La Pologne "opposée" à la venue du suprémaciste blanc américain Richard Spencer

La Pologne s'est dit "opposé" jeudi à la venue du suprémaciste blanc américain Richard Spencer, invité par des ultra-nationalistes à l'occasion de la Marche de l'Indépendance le 11 novembre.

Dans un communiqué, le ministère polonais des Affaires étrangères exprime "sa ferme opposition à la visite en Pologne de personnes prônant des idées fondées sur le racisme, l'antisémitisme et la xénophobie", en évoquant des "informations" selon lesquelles M. Spencer doit participer à un séminaire "organisé par le Congrès national-socialiste KNS" à l'occasion de la Marche de l'indépendance.

Le ministère ne dit pas explicitement si Richard Spencer - qui, en tant que citoyen américain, n'a pas besoin de visa - se verra refuser l'entrée en Pologne.

Le ministère des Affaires étrangères n'était pas joignable jeudi soir pour apporter cette précision.

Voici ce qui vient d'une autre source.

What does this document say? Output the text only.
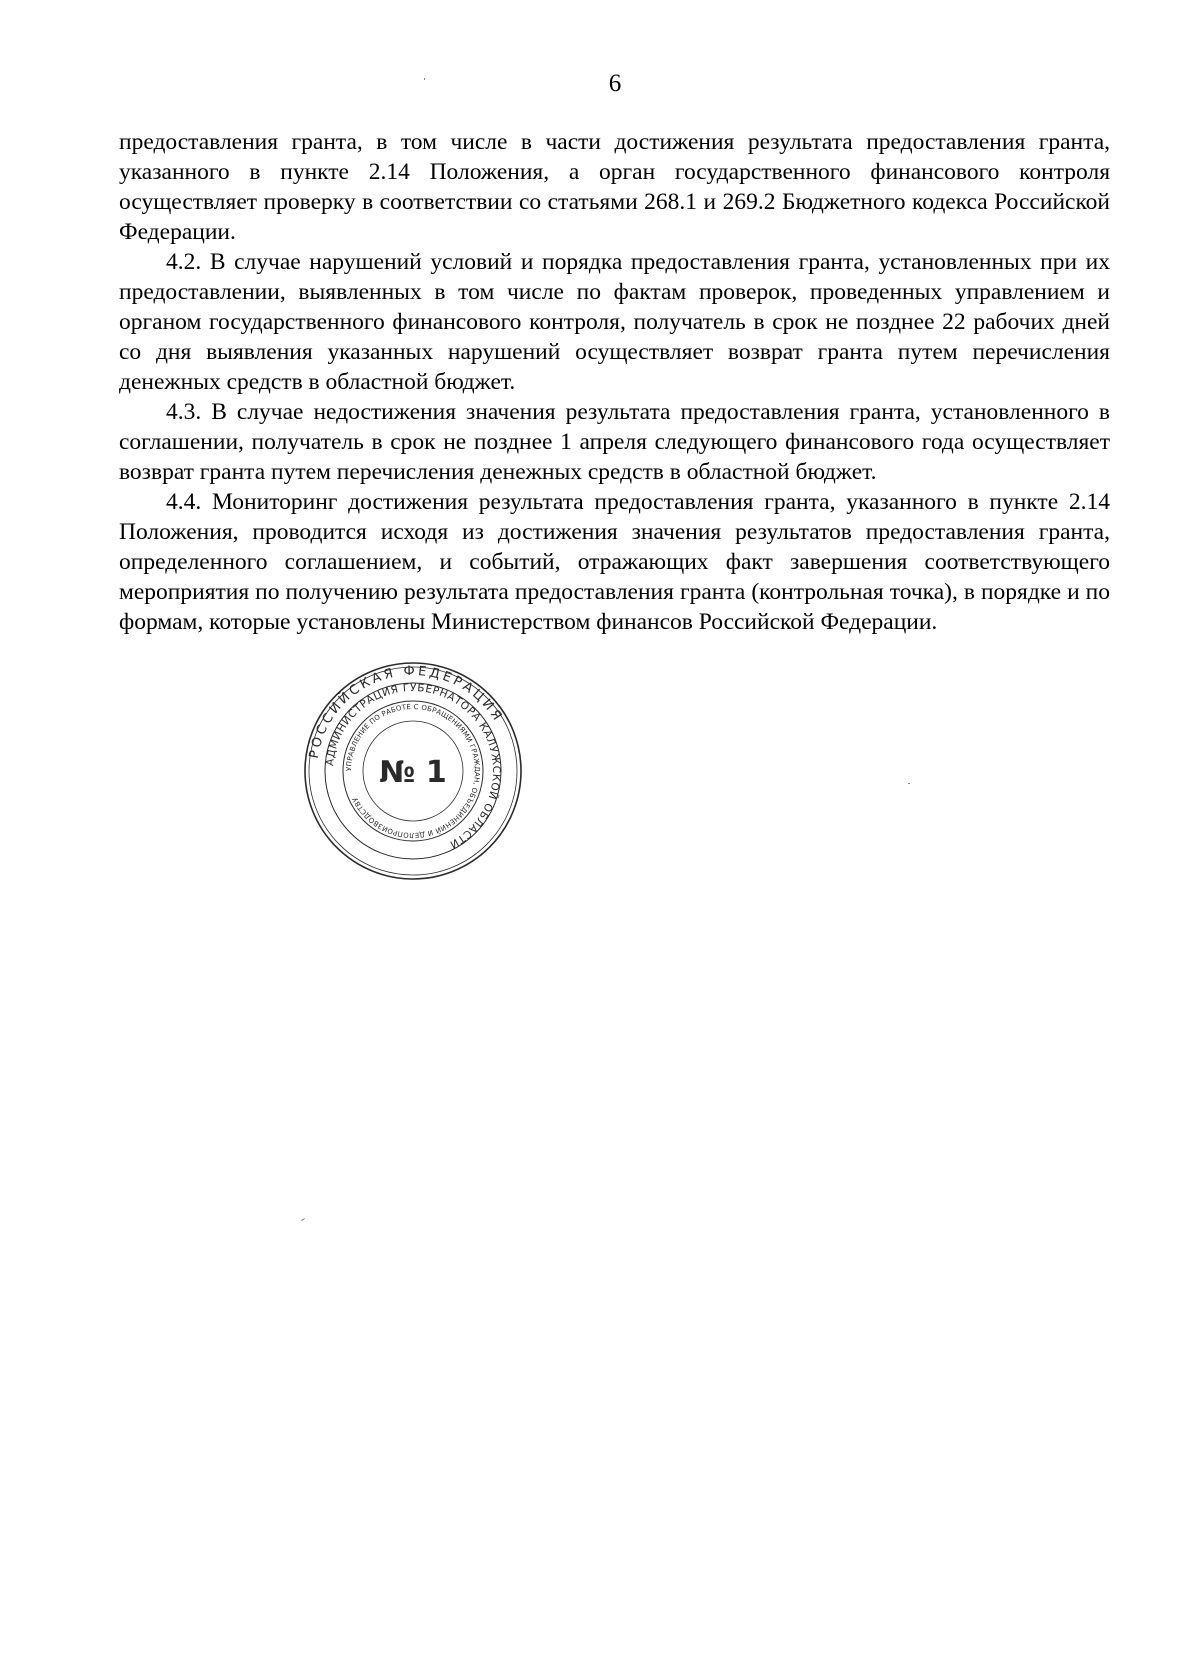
6

предоставления гранта, в том числе в части достижения результата предоставления гранта, указанного в пункте 2.14 Положения, а орган государственного финансового контроля осуществляет проверку в соответствии со статьями 268.1 и 269.2 Бюджетного кодекса Российской Федерации.

4.2. В случае нарушений условий и порядка предоставления гранта, установленных при их предоставлении, выявленных в том числе по фактам проверок, проведенных управлением и органом государственного финансового контроля, получатель в срок не позднее 22 рабочих дней со дня выявления указанных нарушений осуществляет возврат гранта путем перечисления денежных средств в областной бюджет.

4.3. В случае недостижения значения результата предоставления гранта, установленного в соглашении, получатель в срок не позднее 1 апреля следующего финансового года осуществляет возврат гранта путем перечисления денежных средств в областной бюджет.

4.4. Мониторинг достижения результата предоставления гранта, указанного в пункте 2.14 Положения, проводится исходя из достижения значения результатов предоставления гранта, определенного соглашением, и событий, отражающих факт завершения соответствующего мероприятия по получению результата предоставления гранта (контрольная точка), в порядке и по формам, которые установлены Министерством финансов Российской Федерации.

РОССИЙСКАЯ ФЕДЕРАЦИЯ
АДМИНИСТРАЦИЯ ГУБЕРНАТОРА КАЛУЖСКОЙ ОБЛАСТИ
УПРАВЛЕНИЕ ПО РАБОТЕ С ОБРАЩЕНИЯМИ ГРАЖДАН, ОБЪЕДИНЕНИЙ И ДЕЛОПРОИЗВОДСТВУ
№ 1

"A nos yeux, les activités controversées de M. Spencer et les idées faisant référence à l'idéologie nazie qu'il propage vont à l'encontre du caractère solennel des cérémonies commémorant la reconquête de l'indépendance par la Pologne", en 1918, indique encore le communiqué.

Le Congrès national-socialiste, un nouveau groupuscule d'extrême droite, a annoncé sur Facebook la venue de M. Spencer comme intervenant à une conférence organisée le 10 novembre et consacrée à "l'Europe du futur".

Richard Spencer, leader d'un mouvement d'extrême droite qui rassemble membres du Ku Klux Klan, néonazis et suprémacistes blancs, a été expulsé de Hongrie vers les Etats-Unis en octobre 2014 après avoir tenté d'organiser une conférence fasciste.

Lundi, l'American Jewish Committee (AJC) qui a ouvert au début de l'année son bureau régional à Varsovie, avait déjà protesté contre sa venue en Pologne et demandé aux autorités de l'empêcher.

La Marche de l'Indépendance, organisée chaque année par des mouvements d'extrême-droite, donne fréquemment lieu à des heurts entre les ultra-nationalistes d'un côté et les milieux de la gauche libérale et la police de l'autre.